Jestem ciekawa, jak to się od tego momentu dalej potoczy.
kliknij: ukryte Spodziewałam się że odcinek 10 będzie o przeszłości (i kłótni? Po endingu patrząc były ze sobą blisko, a potem Rikka zaczęłam spędzać czas z innymi dziewczynami?) Rikki i Akane, a dostałam tyle pięknych scen z Antim *_* I nawet ma piosenkę dostać po świętach!
Po tym odcinku mam ochotę narysować go razem z Sandalphonem z GBF, użyczał im głos Kanichi Sezumura, obaj byli stworzeni jako „kopie” a teraz… Obaj stali się oryginałami…? Nie wiem, czy dobrze zrozumiałam komentarz Calibura „This one is the real deal”.
Po odcinku o świecie snu i scenie skoku można było się bać o zdrowie psychiczne Akane… Jeśli się ją lubi(ło). Ja osobiście większą sympatią darzę kolczyk mamy Rikki.
Liczyłam na to, że szalejący potwór‑ostryga pozbawi Shinjo głowy, tak jak zniszczył inne kaijuu (skoro nie chciała pokazać Antiemu swoich „nieludzkich” oczu, tak kombinowałam, że skoro on staje się bardziej ludzki (ten komentarz, że pamięta o kąpieli :')) ona sama staje się potworem)

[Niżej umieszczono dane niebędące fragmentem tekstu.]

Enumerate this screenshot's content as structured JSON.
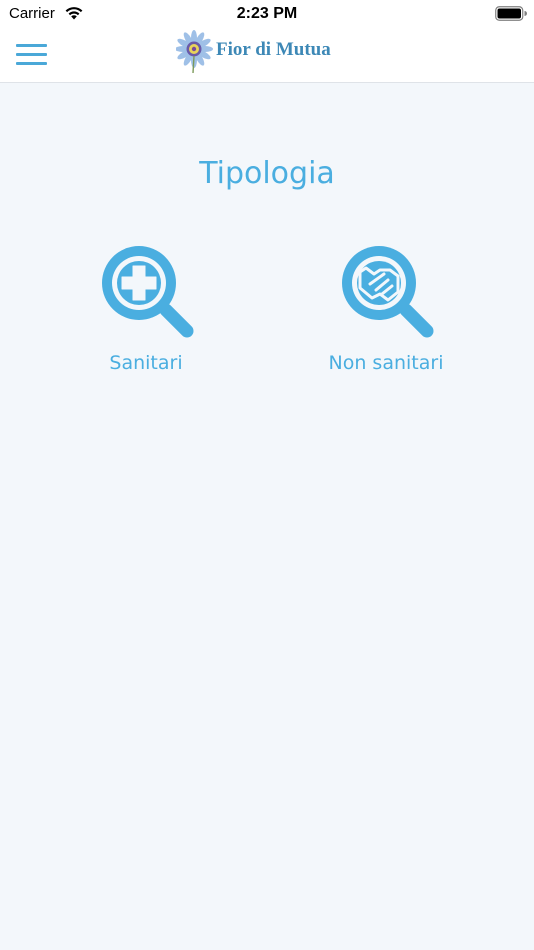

Końcówka była jednak bardzo zaskakująca – no żeby tak niehonorowo, nożykiem do papieru? W anime o robotach?? Niby to zachowanie pasuje do osoby która już się zatraciła i o nic już nie dba, ale i tak byłam tą sceną zszokowana (ale skok był dla mnie straszniejszy).
Co do spoilerów z MALa: kliknij: ukryte Czy za tydzień będzie powrót dziewczynki kaijuu? Co ktoś/coś zupełnie nowego? Czy będzie potwierdzenie ciąży? ;P
Czekam też na wyjaśnienie dlaczego mama Rikki pojawiła się w świecie snu (chyba, ze już była a ja przegapiłam).
Czekać kolejny tydzień, który to już raz będę ponownie oglądać poprzednie odcinki…
Saber, łączę się z tobą w zachwycie ;D Przy okazji, kto jest twoją ulubioną postacią?
Jeśli chodzi o lubienie Akane – początkowo jej nie lubiłam, i myślałam że się to nie zmieni, ale jednak o dziwo z czasem ją polubiłam. I oczekiwałam kliknij: ukryte jakiejś formy jej nawrócenia. Ale w tym momencie faktycznie coraz bardziej wątpliwe jest jej kliknij: ukryte zdrowie psychiczne, scena ze skokiem przyprawiła mnie o zawał w pierwszej chwili, a w następnej o dziwne uczucie szoku :D
kliknij: ukryte Nożyk był już w openingu, ale nie spodziewałam się takiego jego zastosowania w samym anime, bardziej chodziło mi po głowie to, co przypuszczali inni kliknij: ukryte czyli powiązanie go z prawdziwym światem, z przeszłością Akane, a tu proszę, jednak tak – tak niehonorowo, w bajce o robotach. XD
Też scena mnie zszokowała, chociaż faktycznie do postaci pasuje. Ona staje się coraz bardziej… dziwaczna i nieludzka.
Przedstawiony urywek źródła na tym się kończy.